Elle lui tend une enveloppe et repart ; il la regarde dépasser le comptoir puis traverser la porte de la cuisine. Le zinc de la table est froid contre sa peau. Il ouvre machinalement l'enveloppe et sors la lettre blanche. Quand il la prend entre ses doigts, une photo en sort. Un cliché de lui, jeune, avec un homme qui lui tient l'épaule et une femme assise à sa droite.
HoSeok la pose précautionneusement sur la table, à côté de son ordinateur.
Puis il lit la lettre, les mains moites.
« Monsieur Jung.
Vous ne me connaissez pas, moi non plus ; et pourtant nous pouvons nous être utiles.
Avant toute chose, je m'appelle Min YoonGi. J'ai hérité de facultés psychiques différentes des autres, aussi suis-je capable d'entrevoir, d'effleurer des morceaux de l'avenir. Je sais que c'est difficile à envisager et au mieux, à croire ; c'est pourquoi je vais vous demander de faire preuve de compréhension. Je ne suis pas fou, ni dangereux.
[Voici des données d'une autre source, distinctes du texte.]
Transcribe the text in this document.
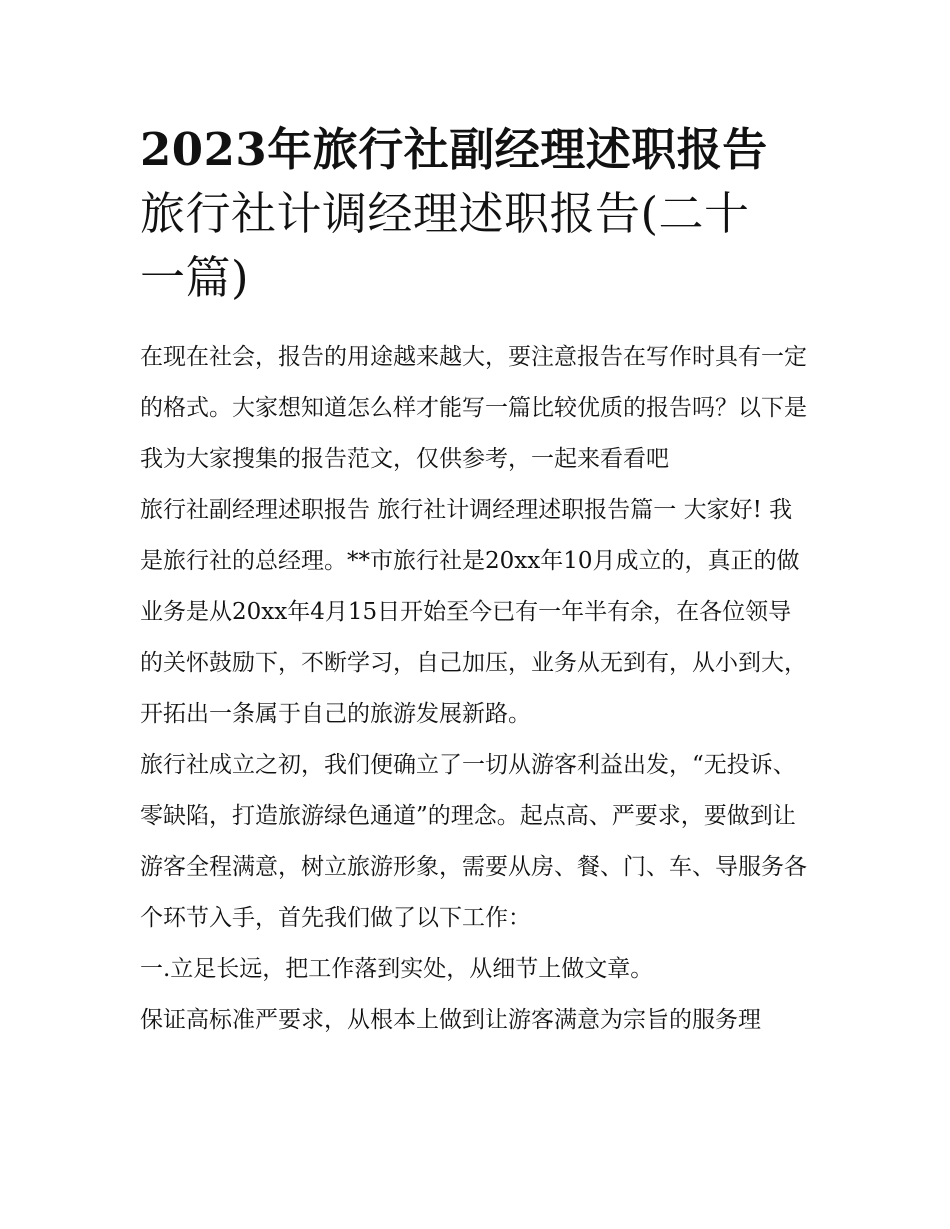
2023年旅行社副经理述职报告
旅行社计调经理述职报告(二十
一篇)

在现在社会，报告的用途越来越大，要注意报告在写作时具有一定的格式。大家想知道怎么样才能写一篇比较优质的报告吗？以下是我为大家搜集的报告范文，仅供参考，一起来看看吧

旅行社副经理述职报告 旅行社计调经理述职报告篇一 大家好! 我是旅行社的总经理。**市旅行社是20xx年10月成立的，真正的做业务是从20xx年4月15日开始至今已有一年半有余，在各位领导的关怀鼓励下，不断学习，自己加压，业务从无到有，从小到大，开拓出一条属于自己的旅游发展新路。

旅行社成立之初，我们便确立了一切从游客利益出发，“无投诉、零缺陷，打造旅游绿色通道”的理念。起点高、严要求，要做到让游客全程满意，树立旅游形象，需要从房、餐、门、车、导服务各个环节入手，首先我们做了以下工作：

一.立足长远，把工作落到实处，从细节上做文章。

保证高标准严要求，从根本上做到让游客满意为宗旨的服务理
J'ai mis mes dons au service de la justice, et je contribue aux enquêtes les plus délicates, celles qu'on craint et qu'on n'ose pas rouvrir. Mais une des affaires sur laquelle mon équipe et mois travaillons nous pose de gros problèmes, et il s'avère que vous pourriez être l'élément fondamental sur laquelle repose cette enquête.
Je suis persuadé que vous avez été témoins de choses dans votre passé qui pourraient nous aider à découvrir qui sont les vrais coupables. Bien sûr, nous pourrons vous aider pour que vous retrouviez vos souvenirs.
N'avez-vous pas envie de connaître votre passé ?
Si oui, et que vous ne me prenez pas pour un taré psychotique, venez demain à la gendarmerie de Mokpo.
Bien à vous.
Min YoonGi, consultant extra-psychique. »
Il contemple la carte, sobre, noire, avec les lettres qui s'impriment en caractères blancs. Puis, il range la lettre, caresse sa cicatrice sous son pull.
Et quitte le café, tremblant et doutant de sa propre existence.